F135 Engine Cleared For F-35B STOVL Testing

Feb 3, 2009
By Graham Warwick

Pratt & Whitney’s F135 engine has been cleared for powered-lift flight-testing in the F-35B Joint Strike Fighter (JSF).

Approval follows a review of design changes made to eliminate vibration that caused turbine blade failures during ground tests of two engines.

The first redesigned engine was delivered to Lockheed Martin last week for installation in aircraft BF-1, the first short takeoff and vertical landing (STOVL) F-35B. Testing is expected to begin on the hover pit at Fort Worth, Texas, early this month, leading to a first vertical landing at Naval Air Station Patuxent River, Md., in June or July.

The third-stage turbine-blade problem has delayed the start of powered-lift testing by four to six months, but has not extended the overall JSF flight-test program as other work was moved around to accommodate the delay, says Bill Gostic, vice president for the F135 program.

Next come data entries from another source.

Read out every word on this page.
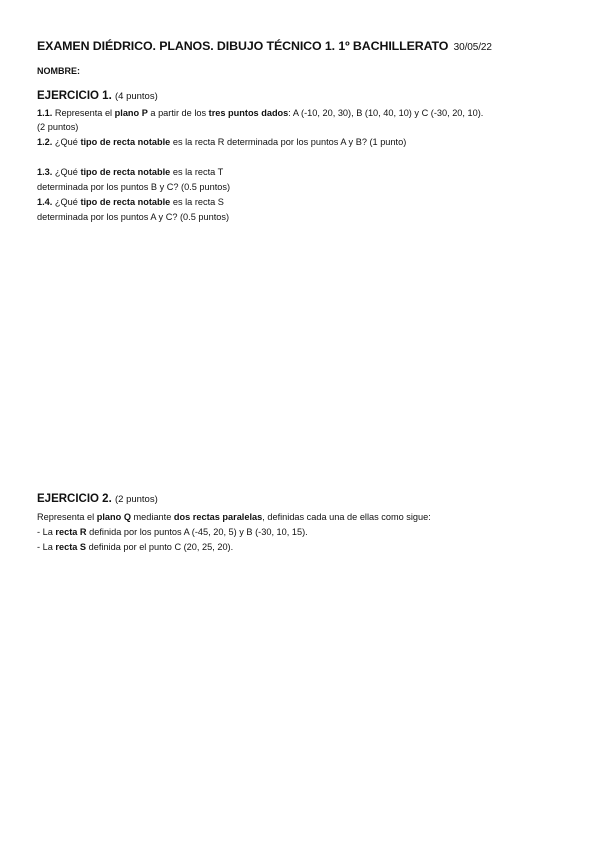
EXAMEN DIÉDRICO. PLANOS. DIBUJO TÉCNICO 1. 1º BACHILLERATO 30/05/22
NOMBRE:
EJERCICIO 1. (4 puntos)
1.1. Representa el plano P a partir de los tres puntos dados: A (-10, 20, 30), B (10, 40, 10) y C (-30, 20, 10).
(2 puntos)
1.2. ¿Qué tipo de recta notable es la recta R determinada por los puntos A y B? (1 punto)
1.3. ¿Qué tipo de recta notable es la recta T
determinada por los puntos B y C? (0.5 puntos)
1.4. ¿Qué tipo de recta notable es la recta S
determinada por los puntos A y C? (0.5 puntos)
EJERCICIO 2. (2 puntos)
Representa el plano Q mediante dos rectas paralelas, definidas cada una de ellas como sigue:
- La recta R definida por los puntos A (-45, 20, 5) y B (-30, 10, 15).
- La recta S definida por el punto C (20, 25, 20).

The first turbine blade failed on Aug. 30, 2007 during powered-lift qualification testing of ground-test engine FX634. The second blade failed on Feb. 4, 2008 during proof testing of flight-test engine FTE06. The proof test was designed to determine whether the engine was susceptible to blade failure.

The failures were traced to high-cycle fatigue cracking due to vibration caused when the blades struck the wakes from third-stage stator vanes upstream. The fix was to switch to asymmetric vane spacing, to disrupt the excitation causing the vibratory stress, and to redesign the blades to remove the stress concentration.

Pratt conducted a series of ground tests to validate that the asymmetric vanes eliminated the vibration and did not interfere with turbine cooling, and has completed a new proof test on the redesigned FTE06 flight-test engine. This is the engine delivered to Lockheed Martin for installation in aircraft BF-1.

The engine manufacturer plans an additional ground testing in May/June with strain gauges on the new blades to confirm the redesign has eliminated the stress concentration. “We’re confident we have sufficient margin,” Gostic says.

F135 production is scheduled to begin in July with the first four engines for the conventional takeoff and landing (CTOL) F-35A. This will be followed by a second production batch of eight CTOL and eight STOVL engines.